Flight Sergeant H James Flowers, 94, who first volunteered for the RAF in 1943, has presented the Lincolnshire Bomber Command Memorial Trust with a donation raised through his signed books.
The veteran, who published A Tail End Charlie’s Story, signed many copies of his book, which recounted the experiences of his aircrew rear gunner days when serving in the RAF during the 1939-45 war against Germany.
The money raised from his book signings amassed over £1,000, which he has donated to the trust that’s building a historic memorial and visitors’ centre on Canwick Hill in Lincoln.
Guests gathered at the memorial on Canwick Hill on Tuesday, July 21 for a special cheque presentation.
As previously reported, the names of 26,500 fallen Bomber Command aircrew are being remembered with a striking memorial on Canwick Hill in Lincoln.
The £9 million project, which when completed will form the International Bomber Command Centre, has already seen the installation of the 102ft Memorial Spire.

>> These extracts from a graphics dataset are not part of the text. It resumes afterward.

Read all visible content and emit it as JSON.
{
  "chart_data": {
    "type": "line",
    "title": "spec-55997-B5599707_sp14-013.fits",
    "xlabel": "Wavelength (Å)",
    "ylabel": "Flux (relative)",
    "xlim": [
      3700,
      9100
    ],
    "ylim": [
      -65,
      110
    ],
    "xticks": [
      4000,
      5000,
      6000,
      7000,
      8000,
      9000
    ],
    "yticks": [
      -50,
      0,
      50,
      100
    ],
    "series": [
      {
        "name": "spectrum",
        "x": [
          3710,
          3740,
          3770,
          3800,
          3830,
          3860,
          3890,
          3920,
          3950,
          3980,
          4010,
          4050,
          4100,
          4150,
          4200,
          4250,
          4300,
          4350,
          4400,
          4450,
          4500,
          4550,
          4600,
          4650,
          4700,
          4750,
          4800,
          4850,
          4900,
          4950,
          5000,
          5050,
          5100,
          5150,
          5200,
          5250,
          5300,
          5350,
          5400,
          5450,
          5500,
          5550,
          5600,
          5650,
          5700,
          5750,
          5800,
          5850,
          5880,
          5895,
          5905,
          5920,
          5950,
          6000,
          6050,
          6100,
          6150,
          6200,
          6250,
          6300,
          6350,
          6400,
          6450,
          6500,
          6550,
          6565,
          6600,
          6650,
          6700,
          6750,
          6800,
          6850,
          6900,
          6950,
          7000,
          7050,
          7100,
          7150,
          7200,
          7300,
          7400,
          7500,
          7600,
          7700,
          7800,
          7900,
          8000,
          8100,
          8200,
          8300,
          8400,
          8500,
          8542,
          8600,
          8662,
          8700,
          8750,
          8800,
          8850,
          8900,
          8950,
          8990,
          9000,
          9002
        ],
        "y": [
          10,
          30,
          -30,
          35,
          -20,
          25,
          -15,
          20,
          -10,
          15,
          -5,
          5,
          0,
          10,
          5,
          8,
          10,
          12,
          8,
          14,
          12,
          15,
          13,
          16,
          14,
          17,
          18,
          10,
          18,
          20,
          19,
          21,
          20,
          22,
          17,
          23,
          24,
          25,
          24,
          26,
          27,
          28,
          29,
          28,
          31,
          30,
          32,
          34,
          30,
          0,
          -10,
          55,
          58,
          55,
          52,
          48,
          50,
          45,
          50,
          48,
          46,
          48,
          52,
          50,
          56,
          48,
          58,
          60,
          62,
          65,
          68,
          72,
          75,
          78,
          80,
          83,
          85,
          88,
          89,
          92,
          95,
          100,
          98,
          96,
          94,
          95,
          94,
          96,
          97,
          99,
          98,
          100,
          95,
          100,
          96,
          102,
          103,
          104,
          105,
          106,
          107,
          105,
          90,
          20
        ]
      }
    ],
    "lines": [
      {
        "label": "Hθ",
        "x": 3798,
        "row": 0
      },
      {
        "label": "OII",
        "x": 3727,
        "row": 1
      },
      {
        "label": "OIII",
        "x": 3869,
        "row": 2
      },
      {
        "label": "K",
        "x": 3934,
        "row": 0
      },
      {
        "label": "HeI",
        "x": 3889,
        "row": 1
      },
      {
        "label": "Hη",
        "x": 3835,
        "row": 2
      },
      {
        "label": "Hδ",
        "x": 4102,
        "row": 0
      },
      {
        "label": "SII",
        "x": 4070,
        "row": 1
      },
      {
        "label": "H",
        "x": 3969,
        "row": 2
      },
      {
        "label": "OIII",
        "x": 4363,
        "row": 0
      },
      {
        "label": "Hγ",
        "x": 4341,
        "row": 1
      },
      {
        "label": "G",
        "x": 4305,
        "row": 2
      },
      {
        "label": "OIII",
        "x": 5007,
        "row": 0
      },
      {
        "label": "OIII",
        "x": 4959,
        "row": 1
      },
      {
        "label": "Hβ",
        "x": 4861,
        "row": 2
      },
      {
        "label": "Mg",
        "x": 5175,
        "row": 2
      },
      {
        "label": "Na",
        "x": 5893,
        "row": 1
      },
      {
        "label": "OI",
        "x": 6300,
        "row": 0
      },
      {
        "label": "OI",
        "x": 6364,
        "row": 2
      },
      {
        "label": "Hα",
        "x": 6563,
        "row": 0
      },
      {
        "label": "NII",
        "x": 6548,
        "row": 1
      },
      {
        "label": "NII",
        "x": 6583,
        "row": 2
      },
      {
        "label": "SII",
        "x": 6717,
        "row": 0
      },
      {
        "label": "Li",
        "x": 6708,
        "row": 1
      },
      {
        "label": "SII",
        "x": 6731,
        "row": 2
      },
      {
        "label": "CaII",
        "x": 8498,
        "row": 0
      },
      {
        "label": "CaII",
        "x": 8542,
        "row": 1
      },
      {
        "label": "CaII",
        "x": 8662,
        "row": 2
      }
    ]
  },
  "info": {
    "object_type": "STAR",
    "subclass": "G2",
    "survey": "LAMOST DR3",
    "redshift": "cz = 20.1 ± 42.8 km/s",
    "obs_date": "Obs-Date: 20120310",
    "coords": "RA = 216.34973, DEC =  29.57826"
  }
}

The Walls of Names are next to be installed on site, and Lincoln firm Micrometrics are cutting the names of the thousands who lost their lives during the second world war in to a series of Corten steel plates ready to be installed.
James Flowers enlisted in the RAF in 1944. He then went on to serve the 50 squadron and 44 squadron until 1945.
After writing down his life story for his family, with old and new photographs, James decided to sell copies and donate all the proceeds to the Lincolnshire Bomber Command Memorial Trust and their project.
He said: “I have done a lot in my life, I have fallen vertically from 11,000 feet but really and truly there is nothing special about me. I was just a mainstream Tail End Charlie.
“My children asked me to write a book for family history. They had a first edition produced ten years ago and I was so dissatisfied that I re-wrote it and it came out two months ago.
“I am very pleased because I have done everything myself. It’s really my biography and it goes right the way from 1939 to last year, because I have had a very interesting life.
“I was a driving examiner in Lincolnshire for 33 years and they used to call me the smiling assassin and all those stories are included, some of which are just as exciting as my time as a rear gunner.
“I gave £500 pounds from the book sales as our recent reunion and today I am presenting a check for £710.”
Tony Worth, Chairman of the LBCM Trust, added: “It’s amazing how far we’ve come and how much money a small number of people have managed to raise.
“It’s fantastic that this project has brought so many people together. And we are very grateful to James and everyone who has contributed.”